Three areas highlighted by the Playbook stood out.

Firstly, creative outputs and professional services often influence far more emissions (typically unaccounted for) than the footprint of the activities involved in producing them.

Secondly, organisations with this influence can take a more comprehensive and systematic approach to choosing and delivering work that aligns with climate goals.

Thirdly, the organisations that commission this work need to rethink their aims, briefs, and tenders to embed climate impact in project life cycles.

Image by Creatives for Climate.

Guidance on "serviced emissions"

A significant part of the Playbook is its emphasis on the idea of serviced emissions. These are the emissions resulting not just from providing a service but also from the subsequent decisions and demand for further services, products, and resources that the original work enables. Serviced emissions will far exceed the direct emissions (such as office energy) of many creative organisations. These are sometimes also referred to as Scope 4 or Scope X emissions.

The Playbook references UN and University of Oxford research showing that this “downstream” influence is often the real footprint. It points readers to the Oxford Serviced Emissions Hub for support on this subject.

The Serviced Emissions Hub - Net Zero Climate
The Serviced Emissions Hub, led by Oxford Net Zero, helps professional service providers measure, manage, and reduce serviced emissions — aligning advice, strategy, and client work with net zero goals.

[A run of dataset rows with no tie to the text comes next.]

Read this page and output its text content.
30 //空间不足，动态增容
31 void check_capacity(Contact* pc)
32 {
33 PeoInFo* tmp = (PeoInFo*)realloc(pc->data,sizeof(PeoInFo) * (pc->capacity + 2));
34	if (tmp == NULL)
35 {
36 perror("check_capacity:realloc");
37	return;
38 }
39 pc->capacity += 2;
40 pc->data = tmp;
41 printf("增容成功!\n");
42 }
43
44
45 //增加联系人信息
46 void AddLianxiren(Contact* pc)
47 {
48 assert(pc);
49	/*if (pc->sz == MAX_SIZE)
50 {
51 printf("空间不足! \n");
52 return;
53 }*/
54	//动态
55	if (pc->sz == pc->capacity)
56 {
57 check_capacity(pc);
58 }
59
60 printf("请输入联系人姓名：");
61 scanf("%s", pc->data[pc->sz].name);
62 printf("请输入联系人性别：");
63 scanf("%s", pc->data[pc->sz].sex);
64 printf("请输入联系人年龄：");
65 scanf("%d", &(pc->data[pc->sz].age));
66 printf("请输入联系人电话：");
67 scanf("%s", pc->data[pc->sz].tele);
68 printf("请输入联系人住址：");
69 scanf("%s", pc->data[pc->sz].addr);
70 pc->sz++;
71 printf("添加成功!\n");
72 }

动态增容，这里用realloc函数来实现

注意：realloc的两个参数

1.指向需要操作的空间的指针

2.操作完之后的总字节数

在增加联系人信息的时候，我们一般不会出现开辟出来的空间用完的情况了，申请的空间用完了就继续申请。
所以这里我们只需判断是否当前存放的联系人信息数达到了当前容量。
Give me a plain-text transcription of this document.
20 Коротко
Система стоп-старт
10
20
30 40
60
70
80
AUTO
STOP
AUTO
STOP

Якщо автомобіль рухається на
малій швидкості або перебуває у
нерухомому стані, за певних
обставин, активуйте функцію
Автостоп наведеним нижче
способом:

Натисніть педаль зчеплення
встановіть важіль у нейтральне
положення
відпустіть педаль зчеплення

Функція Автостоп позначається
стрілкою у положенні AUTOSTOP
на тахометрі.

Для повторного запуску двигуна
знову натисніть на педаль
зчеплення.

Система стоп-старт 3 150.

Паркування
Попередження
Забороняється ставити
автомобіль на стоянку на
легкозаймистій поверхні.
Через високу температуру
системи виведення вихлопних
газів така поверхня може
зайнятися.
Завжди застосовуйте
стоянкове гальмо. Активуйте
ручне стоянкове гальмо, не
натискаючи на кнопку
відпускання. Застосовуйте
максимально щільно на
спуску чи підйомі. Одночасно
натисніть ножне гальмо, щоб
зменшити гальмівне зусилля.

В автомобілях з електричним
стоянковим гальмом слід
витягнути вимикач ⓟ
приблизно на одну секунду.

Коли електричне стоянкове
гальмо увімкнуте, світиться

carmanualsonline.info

Guidance for agencies and service providers

To help organisations act on this influence, the Playbook adapts the Catalysing Climate Action framework into six areas of practice:

  1. Strategy and vision
  2. Governance and capacity
  3. Client or project selection and due diligence
  4. Delivery and ongoing relationships
  5. Measuring impact
  6. System change

Even outside advertising, these map neatly onto cultural commissioning, design competitions, procurement, and project lifecycles. The Playbook includes simple maturity levels (passive, participant, pioneer) taken from the work of the IPA, along with checklists to help organisations take maturity-appropriate steps. Case studies illustrate what early action looks like in practice.

The Playbook points readers to the Catalysing Climate Action framework here.

Guidance for brands and client organisations

One of the most transferable parts of the Playbook is its guidance for commissioners. It encourages organisations to review how they set aims, construct briefs, issue tenders, and select partners. The Brief for Better initiative is an example of climate-oriented partnering processes.

Briefs — Creatives for Climate

Three headlines for all creatives

The Playbook ends with three sector-wide priorities:

  • end fossil fuel advertising and sponsorship;
  • integrate serviced emissions into climate accountability; and,
  • hold organisations accountable for the emissions their creative work enables.

These are big, clear statements of direction and intent.

The Playbook is not a complete framework and will not solve sector-wide challenges on its own. However, it is always valuable to provide the structure and language to help organisations - agencies, brands, or others - to tackle the climate crisis together.